QUAND LES BACTERIES "FORCENT LE PASSAGE"
La protection naturelle de
votre organisme contre les microbes susceptibles de provoquer des maladies infectieuses,
est en partie assurée par la peau et les muqueuses qui constituent une barrière, en
principe, infranchissable entre le milieu extérieur et l'intérieur du corps humain.
Toute effraction de cette
"barrière" naturelle, cutanée ou muqueuse, et particulièrement celle
occasionnée par des soins dentaires au niveau de la muqueuse buccale, peut être à
l'origine d'une bactériémie, c'est-à-dire du passage de bactéries dans la circulation
sanguine. Ces bactéries présentes dans le sang peuvent, lors de leur passage au niveau
du coeur, se fixer et se développer sur le revêtement interne de ses cavités
(endocarde) et plus particulièrement sur les valves cardiaques.

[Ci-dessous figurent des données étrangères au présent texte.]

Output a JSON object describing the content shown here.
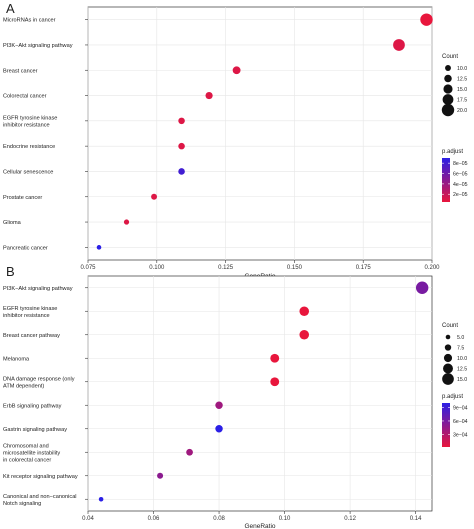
{
  "panels": [
    {
      "letter": "A",
      "chart_data": {
        "type": "scatter",
        "categories": [
          "MicroRNAs in cancer",
          "PI3K−Akt signaling pathway",
          "Breast cancer",
          "Colorectal cancer",
          "EGFR tyrosine kinase inhibitor resistance",
          "Endocrine resistance",
          "Cellular senescence",
          "Prostate cancer",
          "Glioma",
          "Pancreatic cancer"
        ],
        "category_lines": [
          [
            "MicroRNAs in cancer"
          ],
          [
            "PI3K−Akt signaling pathway"
          ],
          [
            "Breast cancer"
          ],
          [
            "Colorectal cancer"
          ],
          [
            "EGFR tyrosine kinase",
            "inhibitor resistance"
          ],
          [
            "Endocrine resistance"
          ],
          [
            "Cellular senescence"
          ],
          [
            "Prostate cancer"
          ],
          [
            "Glioma"
          ],
          [
            "Pancreatic cancer"
          ]
        ],
        "x": [
          0.198,
          0.188,
          0.129,
          0.119,
          0.109,
          0.109,
          0.109,
          0.099,
          0.089,
          0.079
        ],
        "count": [
          20,
          19,
          13,
          12,
          11,
          11,
          11,
          10,
          9,
          8
        ],
        "p_adjust": [
          5e-06,
          1e-05,
          1e-05,
          1e-05,
          1e-05,
          1e-05,
          8e-05,
          1e-05,
          1e-05,
          9e-05
        ],
        "xlabel": "GeneRatio",
        "xlim": [
          0.075,
          0.2
        ],
        "xticks": [
          "0.075",
          "0.100",
          "0.125",
          "0.150",
          "0.175",
          "0.200"
        ],
        "xtick_values": [
          0.075,
          0.1,
          0.125,
          0.15,
          0.175,
          0.2
        ],
        "size_legend": {
          "title": "Count",
          "labels": [
            "10.0",
            "12.5",
            "15.0",
            "17.5",
            "20.0"
          ],
          "values": [
            10,
            12.5,
            15,
            17.5,
            20
          ],
          "domain": [
            8,
            20
          ]
        },
        "color_legend": {
          "title": "p.adjust",
          "labels": [
            "8e−05",
            "6e−05",
            "4e−05",
            "2e−05"
          ],
          "values": [
            8e-05,
            6e-05,
            4e-05,
            2e-05
          ],
          "domain": [
            5e-06,
            9e-05
          ]
        },
        "colors": {
          "low": "#e8163c",
          "high": "#2b1fe6"
        },
        "grid": true,
        "legend_position": "right"
      }
    },
    {
      "letter": "B",
      "chart_data": {
        "type": "scatter",
        "categories": [
          "PI3K−Akt signaling pathway",
          "EGFR tyrosine kinase inhibitor resistance",
          "Breast cancer pathway",
          "Melanoma",
          "DNA damage response (only ATM dependent)",
          "ErbB signaling pathway",
          "Gastrin signaling pathway",
          "Chromosomal and microsatellite instability in colorectal cancer",
          "Kit receptor signaling pathway",
          "Canonical and non−canonical Notch signaling"
        ],
        "category_lines": [
          [
            "PI3K−Akt signaling pathway"
          ],
          [
            "EGFR tyrosine kinase",
            "inhibitor resistance"
          ],
          [
            "Breast cancer pathway"
          ],
          [
            "Melanoma"
          ],
          [
            "DNA damage response (only",
            "ATM dependent)"
          ],
          [
            "ErbB signaling pathway"
          ],
          [
            "Gastrin signaling pathway"
          ],
          [
            "Chromosomal and",
            "microsatellite instability",
            "in colorectal cancer"
          ],
          [
            "Kit receptor signaling pathway"
          ],
          [
            "Canonical and non−canonical",
            "Notch signaling"
          ]
        ],
        "x": [
          0.142,
          0.106,
          0.106,
          0.097,
          0.097,
          0.08,
          0.08,
          0.071,
          0.062,
          0.044
        ],
        "count": [
          16,
          12,
          12,
          11,
          11,
          9,
          9,
          8,
          7,
          5
        ],
        "p_adjust": [
          0.0006,
          2e-05,
          2e-05,
          2e-05,
          2e-05,
          0.0004,
          0.001,
          0.0004,
          0.0005,
          0.001
        ],
        "xlabel": "GeneRatio",
        "xlim": [
          0.04,
          0.145
        ],
        "xticks": [
          "0.04",
          "0.06",
          "0.08",
          "0.10",
          "0.12",
          "0.14"
        ],
        "xtick_values": [
          0.04,
          0.06,
          0.08,
          0.1,
          0.12,
          0.14
        ],
        "size_legend": {
          "title": "Count",
          "labels": [
            "5.0",
            "7.5",
            "10.0",
            "12.5",
            "15.0"
          ],
          "values": [
            5,
            7.5,
            10,
            12.5,
            15
          ],
          "domain": [
            5,
            16
          ]
        },
        "color_legend": {
          "title": "p.adjust",
          "labels": [
            "9e−04",
            "6e−04",
            "3e−04"
          ],
          "values": [
            0.0009,
            0.0006,
            0.0003
          ],
          "domain": [
            2e-05,
            0.001
          ]
        },
        "colors": {
          "low": "#e8163c",
          "high": "#2b1fe6"
        },
        "grid": true,
        "legend_position": "right"
      }
    }
  ]
}
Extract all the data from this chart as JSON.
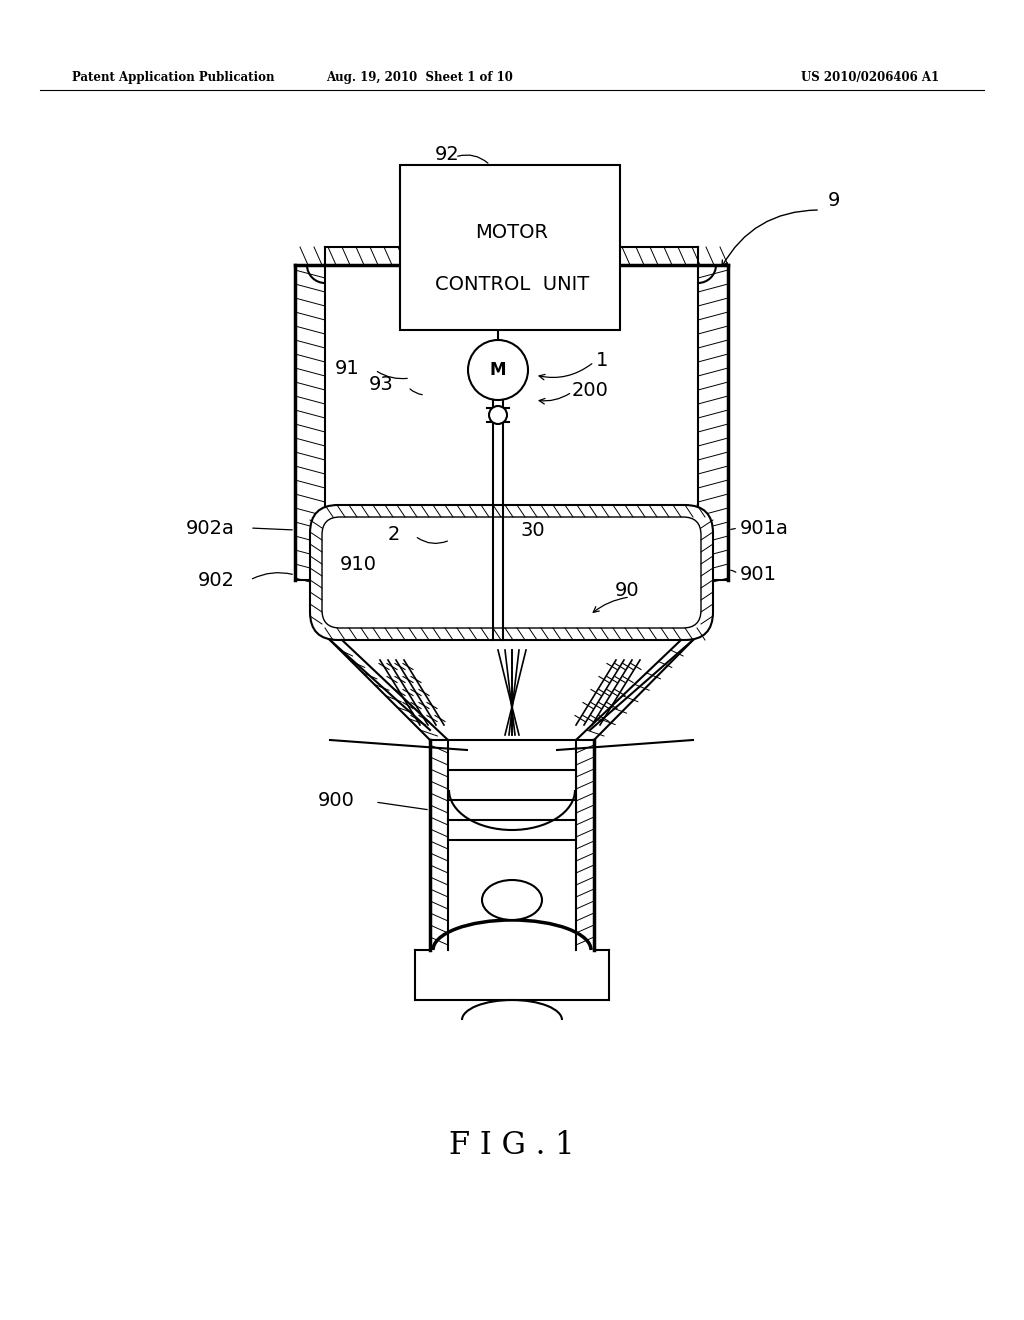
{
  "header_left": "Patent Application Publication",
  "header_center": "Aug. 19, 2010  Sheet 1 of 10",
  "header_right": "US 2010/0206406 A1",
  "figure_label": "F I G . 1",
  "bg_color": "#ffffff",
  "line_color": "#000000",
  "hatch_color": "#555555"
}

Cette infection est
appelée endocardite infectieuse.
DES
TERRAINS PROPICES
Des valves et un endocarde
déjà altérés par une affection acquise ou congénitale, de même que les prothèses
valvulaires cardiaques sont des terrains propices à la fixation des bactéries.
L'atteinte infectieuse de l'endocarde d'un coeur sain avec des valves normales est
également possible mais plus rare.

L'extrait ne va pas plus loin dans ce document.